Spontane Unterstützung

Am Grenzübergang bei Tiszabecs herrscht Betriebsamkeit, aber kein großes Gedränge. Auf der ukrainischen Seite stauen sich Autos und Menschen, Wartezeiten von vielen Stunden sind die Norm. Auf der ungarischen Seite fahren jene Ukrainer, die mit dem eigenen Wagen gekommen sind, meist rasch durch. Aber auch hier stehen Abholer, die auf Menschen warten, die zu Fuß kommen. Freiwillige haben einen Tisch mit Sandwiches und Getränken aufgestellt, um jene zu laben, die es benötigen.

Dalma Teveli (26) aus Budapest hat sich am Vortag mehr oder weniger spontan entschlossen, mit einer Freundin hierherzukommen. "Ich bin schon 2015 am Budapester Ostbahnhof gestanden, als wir den Flüchtlingen aus Syrien, Irak und Afghanistan halfen." Sie sei schon als Jugendliche politisch aktiv gewesen, etwa bei der Organisation von Studentenprotesten in Budapest. "Ich sehe hier nur die Zivilgesellschaft, kirchliche Organisationen wie die Baptisten, die NGOs oder spontane Freiwillige. Und auch die Gemeinden tun etwas", konstatiert sie.
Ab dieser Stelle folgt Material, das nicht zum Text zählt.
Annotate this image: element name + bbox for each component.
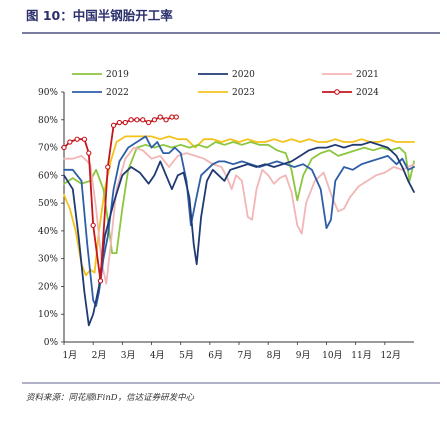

Der Staat ist "seltsam abwesend"

Der Staat, dessen Geschicke der machtbewusste rechtspopulistische Ministerpräsident Viktor Orbán lenkt, gebe sich seltsam bedeckt. "Man kann sagen, der Staat organisiert die Grenzabfertigung, er stellt auch die Busse bereit, und es gibt Freifahrt bei der Eisenbahn für die Geflohenen", fasst Dalma zusammen. "Kann sein, dass im Hintergrund dies und jenes koordiniert wird. Aber vom Katastrophenschutz und vom Militär sehen wir derzeit so gut wie nichts." (Gregor Mayer aus Tiszabecs, 3.3.2022)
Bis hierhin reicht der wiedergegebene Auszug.